Tendo perdido o sentido religioso das origens - explica ainda KONDER COMPARATO -, os inspiradores do constitucionalismo liberal, em particular JOHN LOCKE, não hesitaram em fundar, doravante, o direito de propriedade privada na exigência natural de subsistência do indivíduo, cuja justificativa, no curso do século XVIII, transformou-se na garantia fundamental da liberdade do cidadão contra as imposições do Poder Público, resguardando-se assim a esfera pessoal de cada indivíduo contra as intrusões de outrem, não mais pela religião, mas pelo direito natural, ou pela idéia de contrato social.

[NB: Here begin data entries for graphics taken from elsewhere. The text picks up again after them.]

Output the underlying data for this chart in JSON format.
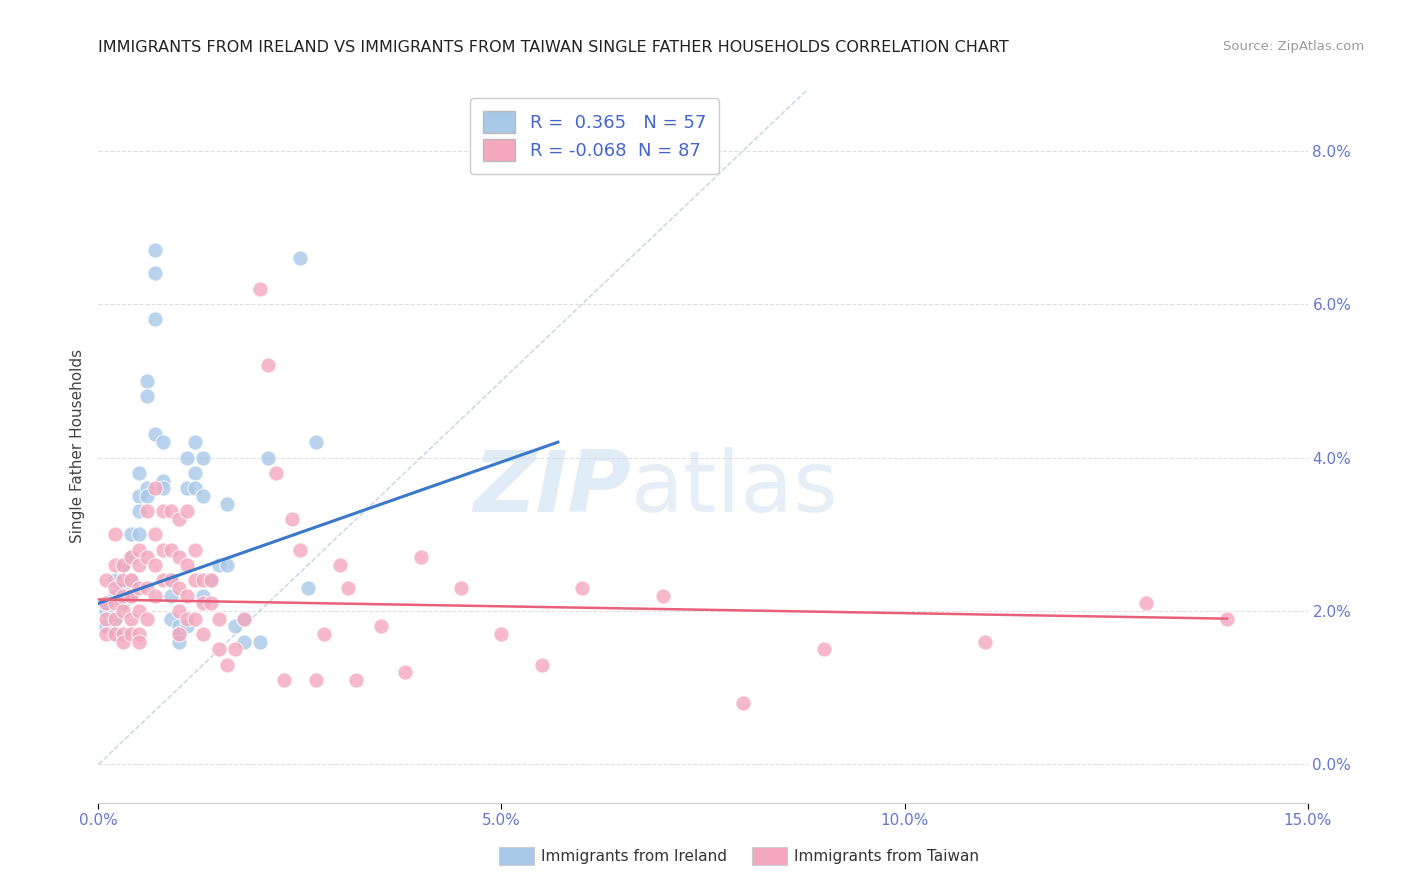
{
  "title": "IMMIGRANTS FROM IRELAND VS IMMIGRANTS FROM TAIWAN SINGLE FATHER HOUSEHOLDS CORRELATION CHART",
  "source": "Source: ZipAtlas.com",
  "ylabel_label": "Single Father Households",
  "xlim": [
    0.0,
    0.15
  ],
  "ylim": [
    -0.005,
    0.088
  ],
  "ireland_color": "#a8c8e8",
  "taiwan_color": "#f4a8be",
  "ireland_line_color": "#3a78c9",
  "taiwan_line_color": "#e8607a",
  "diagonal_line_color": "#b8c8d8",
  "R_ireland": 0.365,
  "N_ireland": 57,
  "R_taiwan": -0.068,
  "N_taiwan": 87,
  "legend_label_ireland": "Immigrants from Ireland",
  "legend_label_taiwan": "Immigrants from Taiwan",
  "ireland_scatter": [
    [
      0.001,
      0.02
    ],
    [
      0.001,
      0.021
    ],
    [
      0.001,
      0.018
    ],
    [
      0.002,
      0.022
    ],
    [
      0.002,
      0.024
    ],
    [
      0.002,
      0.019
    ],
    [
      0.002,
      0.017
    ],
    [
      0.003,
      0.026
    ],
    [
      0.003,
      0.023
    ],
    [
      0.003,
      0.021
    ],
    [
      0.003,
      0.022
    ],
    [
      0.004,
      0.03
    ],
    [
      0.004,
      0.027
    ],
    [
      0.004,
      0.024
    ],
    [
      0.004,
      0.022
    ],
    [
      0.005,
      0.035
    ],
    [
      0.005,
      0.033
    ],
    [
      0.005,
      0.03
    ],
    [
      0.005,
      0.038
    ],
    [
      0.006,
      0.05
    ],
    [
      0.006,
      0.048
    ],
    [
      0.006,
      0.036
    ],
    [
      0.006,
      0.035
    ],
    [
      0.007,
      0.067
    ],
    [
      0.007,
      0.064
    ],
    [
      0.007,
      0.058
    ],
    [
      0.007,
      0.043
    ],
    [
      0.008,
      0.042
    ],
    [
      0.008,
      0.037
    ],
    [
      0.008,
      0.036
    ],
    [
      0.009,
      0.022
    ],
    [
      0.009,
      0.019
    ],
    [
      0.009,
      0.024
    ],
    [
      0.01,
      0.018
    ],
    [
      0.01,
      0.017
    ],
    [
      0.01,
      0.016
    ],
    [
      0.011,
      0.04
    ],
    [
      0.011,
      0.036
    ],
    [
      0.011,
      0.018
    ],
    [
      0.012,
      0.042
    ],
    [
      0.012,
      0.038
    ],
    [
      0.012,
      0.036
    ],
    [
      0.013,
      0.04
    ],
    [
      0.013,
      0.035
    ],
    [
      0.013,
      0.022
    ],
    [
      0.014,
      0.024
    ],
    [
      0.015,
      0.026
    ],
    [
      0.016,
      0.034
    ],
    [
      0.016,
      0.026
    ],
    [
      0.017,
      0.018
    ],
    [
      0.018,
      0.016
    ],
    [
      0.018,
      0.019
    ],
    [
      0.02,
      0.016
    ],
    [
      0.021,
      0.04
    ],
    [
      0.025,
      0.066
    ],
    [
      0.026,
      0.023
    ],
    [
      0.027,
      0.042
    ]
  ],
  "taiwan_scatter": [
    [
      0.001,
      0.024
    ],
    [
      0.001,
      0.021
    ],
    [
      0.001,
      0.019
    ],
    [
      0.001,
      0.017
    ],
    [
      0.002,
      0.03
    ],
    [
      0.002,
      0.026
    ],
    [
      0.002,
      0.023
    ],
    [
      0.002,
      0.021
    ],
    [
      0.002,
      0.019
    ],
    [
      0.002,
      0.017
    ],
    [
      0.003,
      0.026
    ],
    [
      0.003,
      0.024
    ],
    [
      0.003,
      0.022
    ],
    [
      0.003,
      0.02
    ],
    [
      0.003,
      0.017
    ],
    [
      0.003,
      0.016
    ],
    [
      0.004,
      0.027
    ],
    [
      0.004,
      0.024
    ],
    [
      0.004,
      0.022
    ],
    [
      0.004,
      0.019
    ],
    [
      0.004,
      0.017
    ],
    [
      0.005,
      0.028
    ],
    [
      0.005,
      0.026
    ],
    [
      0.005,
      0.023
    ],
    [
      0.005,
      0.02
    ],
    [
      0.005,
      0.017
    ],
    [
      0.005,
      0.016
    ],
    [
      0.006,
      0.033
    ],
    [
      0.006,
      0.027
    ],
    [
      0.006,
      0.023
    ],
    [
      0.006,
      0.019
    ],
    [
      0.007,
      0.036
    ],
    [
      0.007,
      0.03
    ],
    [
      0.007,
      0.026
    ],
    [
      0.007,
      0.022
    ],
    [
      0.008,
      0.033
    ],
    [
      0.008,
      0.028
    ],
    [
      0.008,
      0.024
    ],
    [
      0.009,
      0.033
    ],
    [
      0.009,
      0.028
    ],
    [
      0.009,
      0.024
    ],
    [
      0.01,
      0.032
    ],
    [
      0.01,
      0.027
    ],
    [
      0.01,
      0.023
    ],
    [
      0.01,
      0.02
    ],
    [
      0.01,
      0.017
    ],
    [
      0.011,
      0.033
    ],
    [
      0.011,
      0.026
    ],
    [
      0.011,
      0.022
    ],
    [
      0.011,
      0.019
    ],
    [
      0.012,
      0.028
    ],
    [
      0.012,
      0.024
    ],
    [
      0.012,
      0.019
    ],
    [
      0.013,
      0.024
    ],
    [
      0.013,
      0.021
    ],
    [
      0.013,
      0.017
    ],
    [
      0.014,
      0.024
    ],
    [
      0.014,
      0.021
    ],
    [
      0.015,
      0.019
    ],
    [
      0.015,
      0.015
    ],
    [
      0.016,
      0.013
    ],
    [
      0.017,
      0.015
    ],
    [
      0.018,
      0.019
    ],
    [
      0.02,
      0.062
    ],
    [
      0.021,
      0.052
    ],
    [
      0.022,
      0.038
    ],
    [
      0.023,
      0.011
    ],
    [
      0.024,
      0.032
    ],
    [
      0.025,
      0.028
    ],
    [
      0.027,
      0.011
    ],
    [
      0.028,
      0.017
    ],
    [
      0.03,
      0.026
    ],
    [
      0.031,
      0.023
    ],
    [
      0.032,
      0.011
    ],
    [
      0.035,
      0.018
    ],
    [
      0.038,
      0.012
    ],
    [
      0.04,
      0.027
    ],
    [
      0.045,
      0.023
    ],
    [
      0.05,
      0.017
    ],
    [
      0.055,
      0.013
    ],
    [
      0.06,
      0.023
    ],
    [
      0.07,
      0.022
    ],
    [
      0.08,
      0.008
    ],
    [
      0.09,
      0.015
    ],
    [
      0.11,
      0.016
    ],
    [
      0.13,
      0.021
    ],
    [
      0.14,
      0.019
    ]
  ],
  "watermark_zip": "ZIP",
  "watermark_atlas": "atlas",
  "background_color": "#ffffff",
  "grid_color": "#e0e0e0",
  "ireland_trend_x": [
    0.0,
    0.057
  ],
  "ireland_trend_y": [
    0.021,
    0.042
  ],
  "taiwan_trend_x": [
    0.0,
    0.14
  ],
  "taiwan_trend_y": [
    0.0215,
    0.019
  ]
}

No final do século, essa visão de mundo foi consagrada documentalmente, tanto pelo Bill of Rights de Virgínia, de 12 de junho de 1776, em seu primeiro parágrafo, quanto pela Declaração dos Direitos do Homem e do Cidadão, adotada pela Assembléia Nacional francesa em 1789, em seu artigo 2o., apresentando a propriedade, juntamente com a liberdade e a segurança, como “direitos inerentes” a toda pessoa, ou “direitos naturais e imprescritíveis do homem”. Desta forma, “a propriedade passou a ser protegida, constitucionalmente, em sua dupla natureza de direito subjetivo e de instituto jurídico. Não se trata, apenas, de reconhecer o direito individual dos proprietários, garantindo-os contra as investidas dos demais sujeitos privados ou do próprio Estado. Cuida-se, também, de evitar que o legislador venha a suprimir o instituto, ou a desfigurá-lo completamente, em seu conteúdo essencial”. Assim, garantida a propriedade privada como instituição jurídica, explica o citado autor, a transição do absolutismo político ao governo representativo foi assegurada pela classe proprietária.

 

4. A FUNÇÃO SOCIAL DA PROPRIEDADE NO DIREITO BRASILEIRO

 

Percorrendo a legislação brasileira, pelo menos na parte mais diretamente relacionada com o tema, devemos certamente tomar como ponto de partida o texto da Constituição da República Federativa do Brasil, a começar pelo título sobre os direitos e garantias individuais:

“Art. 5o. Todos são iguais perante a lei, sem distinção de qualquer natureza, garantindo-se aos brasileiros e aos estrangeiros residentes no País a inviolabilidade do direito à vida, à liberdade, à igualdade, à segurança e à propriedade, nos termos seguintes:

...

XXII - é garantido o direito de propriedade;

XXIII - a propriedade atenderá a sua função social;

XXIV - a lei estabelecerá o procedimento para desapropriação por necessidade ou utilidade pública, ou por interesse social...”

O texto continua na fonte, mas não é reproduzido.